Assumptions carried into this bridge

This page starts after static repair, not before it. The repaired slices are already the inspectable reference object, the market context is fixed, and the remaining question is whether the maturity direction is smooth enough for a Dupire-oriented handoff.

Why naive handoff fails

A generic expiry stack can still rely on piecewise-linear total-variance interpolation in T. That keeps w_T only piecewise constant, which is exactly the failure mode the handoff has to remove.

Why this is not cosmetic smoothing

The point is not that the surface looks smoother. The point is that the bridge produces one explicit continuous object with analytic derivatives and separate validation, while the exact nodal surface remains available for inspection instead of being overwritten.

Chosen Method

The bridge keeps the exact calibrated nodes visible, then accepts smoothing only through an explicit eSSVI projection whose continuity target and tradeoff are both reviewable.

Layer Object or check Design choice and reason
Preserved object ESSVINodalSurface(fit.nodes) Keep the exact calibrated nodes reviewable before any Dupire-oriented tradeoff is accepted
Parameterization projected eSSVI term structures Use a continuous parameter surface because the bridge needs analytic w, w_y, w_yy, and w_T together
Quantity smoothed total variance in maturity Target the object Dupire differentiates rather than smoothing implied vol for display polish
Continuity target seam stress in w_T across knots Treat maturity-direction derivative jumps as the real handoff failure mode
Validation split validate_essvi_nodes(...), validate_essvi_continuous(...), evaluate_essvi_constraints(...) Keep nodal admissibility, continuous-surface constraints, and sampled checks separate instead of collapsing them into one vague pass/fail
Downstream use LocalVolSurface.from_implied(...) Hand the next page one explicit smooth bridge object rather than an interpolation accident

Supporting evidence

The hero carries the quant argument. One quieter downstream diagnostic remains only to show that, once the handoff is accepted, the resulting local-vol field becomes inspectable instead of breaking immediately at maturity seams.

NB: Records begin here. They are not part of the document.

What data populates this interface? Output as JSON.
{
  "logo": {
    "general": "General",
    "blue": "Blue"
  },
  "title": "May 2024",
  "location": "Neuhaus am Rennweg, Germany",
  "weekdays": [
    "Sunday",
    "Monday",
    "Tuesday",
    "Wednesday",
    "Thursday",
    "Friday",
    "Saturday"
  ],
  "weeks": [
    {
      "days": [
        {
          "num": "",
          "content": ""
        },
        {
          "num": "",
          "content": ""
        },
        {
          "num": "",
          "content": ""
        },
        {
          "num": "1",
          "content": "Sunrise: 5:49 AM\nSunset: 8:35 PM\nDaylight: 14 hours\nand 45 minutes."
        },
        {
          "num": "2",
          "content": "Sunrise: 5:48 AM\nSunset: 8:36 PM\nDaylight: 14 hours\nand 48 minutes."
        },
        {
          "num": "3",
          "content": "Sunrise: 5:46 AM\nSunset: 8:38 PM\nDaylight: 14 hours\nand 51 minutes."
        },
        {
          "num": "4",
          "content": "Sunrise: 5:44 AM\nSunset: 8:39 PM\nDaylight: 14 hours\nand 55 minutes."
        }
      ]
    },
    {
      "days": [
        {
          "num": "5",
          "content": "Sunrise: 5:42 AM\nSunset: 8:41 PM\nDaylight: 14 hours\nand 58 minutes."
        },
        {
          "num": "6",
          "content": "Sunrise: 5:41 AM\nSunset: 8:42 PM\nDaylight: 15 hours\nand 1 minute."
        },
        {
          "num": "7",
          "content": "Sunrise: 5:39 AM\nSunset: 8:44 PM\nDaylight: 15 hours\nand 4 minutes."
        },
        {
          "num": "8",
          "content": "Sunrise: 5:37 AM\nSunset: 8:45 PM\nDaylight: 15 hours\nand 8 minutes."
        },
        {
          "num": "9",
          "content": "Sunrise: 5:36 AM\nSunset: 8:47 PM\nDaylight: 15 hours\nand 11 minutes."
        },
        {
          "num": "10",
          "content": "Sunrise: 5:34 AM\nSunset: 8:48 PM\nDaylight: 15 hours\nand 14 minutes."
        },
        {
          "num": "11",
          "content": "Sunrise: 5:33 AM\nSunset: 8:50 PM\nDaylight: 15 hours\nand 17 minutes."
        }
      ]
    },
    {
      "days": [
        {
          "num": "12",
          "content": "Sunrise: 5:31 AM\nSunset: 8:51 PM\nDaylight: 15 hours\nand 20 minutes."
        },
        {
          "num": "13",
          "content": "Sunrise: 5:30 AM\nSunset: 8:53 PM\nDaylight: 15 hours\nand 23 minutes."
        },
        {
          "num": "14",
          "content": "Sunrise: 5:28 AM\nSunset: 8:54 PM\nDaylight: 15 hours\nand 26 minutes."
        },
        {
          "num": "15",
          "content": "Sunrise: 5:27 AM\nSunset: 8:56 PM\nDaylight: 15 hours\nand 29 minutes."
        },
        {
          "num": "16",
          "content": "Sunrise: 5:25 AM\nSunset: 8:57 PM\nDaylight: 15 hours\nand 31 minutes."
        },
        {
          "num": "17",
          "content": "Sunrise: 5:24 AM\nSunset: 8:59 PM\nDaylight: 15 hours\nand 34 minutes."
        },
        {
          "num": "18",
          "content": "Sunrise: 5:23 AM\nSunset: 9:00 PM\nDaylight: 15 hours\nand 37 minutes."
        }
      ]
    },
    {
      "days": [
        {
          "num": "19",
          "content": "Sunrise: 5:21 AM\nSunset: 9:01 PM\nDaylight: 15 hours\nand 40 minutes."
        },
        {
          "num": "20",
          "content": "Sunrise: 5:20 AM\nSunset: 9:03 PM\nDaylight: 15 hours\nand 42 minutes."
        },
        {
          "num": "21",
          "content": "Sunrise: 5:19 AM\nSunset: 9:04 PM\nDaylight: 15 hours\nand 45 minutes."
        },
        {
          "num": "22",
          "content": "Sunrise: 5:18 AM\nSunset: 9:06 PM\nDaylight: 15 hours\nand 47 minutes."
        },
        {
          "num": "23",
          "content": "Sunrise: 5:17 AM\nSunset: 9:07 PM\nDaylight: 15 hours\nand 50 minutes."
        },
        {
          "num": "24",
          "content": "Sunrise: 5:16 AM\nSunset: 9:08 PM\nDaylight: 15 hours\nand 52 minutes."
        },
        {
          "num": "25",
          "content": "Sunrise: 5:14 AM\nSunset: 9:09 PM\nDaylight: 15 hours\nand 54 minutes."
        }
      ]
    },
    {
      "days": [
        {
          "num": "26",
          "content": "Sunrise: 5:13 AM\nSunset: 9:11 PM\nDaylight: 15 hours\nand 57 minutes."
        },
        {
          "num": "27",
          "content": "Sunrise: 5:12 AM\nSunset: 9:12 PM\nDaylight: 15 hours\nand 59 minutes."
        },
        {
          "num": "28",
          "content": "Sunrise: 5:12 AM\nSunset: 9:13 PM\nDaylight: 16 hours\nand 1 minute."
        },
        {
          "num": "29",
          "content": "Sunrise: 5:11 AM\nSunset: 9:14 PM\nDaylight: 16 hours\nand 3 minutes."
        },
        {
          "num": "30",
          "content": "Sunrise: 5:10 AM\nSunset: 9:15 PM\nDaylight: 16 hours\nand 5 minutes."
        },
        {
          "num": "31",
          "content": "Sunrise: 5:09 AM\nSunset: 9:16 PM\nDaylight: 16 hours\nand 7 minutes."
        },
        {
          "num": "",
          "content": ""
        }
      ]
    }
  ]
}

This stays secondary on purpose. It shows that the handoff now produces a differentiable local-vol object worth inspecting, while the full numerical judgment remains on the local-vol and PDE validation page.

Handoff checks

Check Published evidence What it defends
Worst seam jump T = 0.15: 0.080696 -> 0.000082 the projection targets the real handoff failure mode rather than just surface cosmetics
Mid-curve seam jump T = 0.50: 0.043331 -> 0.000012 continuity improvement persists away from the shortest maturities
Long-end seam jump T = 1.50: 0.013674 -> 0.000010 the seam reduction remains visible beyond the front end
Projection tradeoff price_rmse = 0.02494; max_abs_price_error = 0.11453 the bridge accepts bounded projection error instead of pretending exact node interpolation is enough for Dupire
Dupire readiness projection_dupire_invalid_count = 0 the projected surface stays admissible for the next local-vol step

Tradeoffs

The smoothed handoff is a deliberate bridge into Dupire, not an attempt to maximize every metric at once.

Main takeaway

The workflow keeps two objects on purpose: the exact nodal eSSVI surface for inspection and the smoothed eSSVI surface for Dupire-oriented use. That separation is the mathematical judgment on display. Exact nodes are not discarded, but the next stage receives the continuous surface because analytic w_T matters more here than preserving every seam of the slice stack.

  • Keep ESSVINodalSurface visible when exact calibrated-node fidelity is the point of the analysis.
  • Prefer ESSVISmoothedSurface when the handoff into local vol depends on analytic w, w_y, w_yy, and w_T.
  • Use Local-vol and PDE validation to judge whether this handoff tradeoff pays off numerically.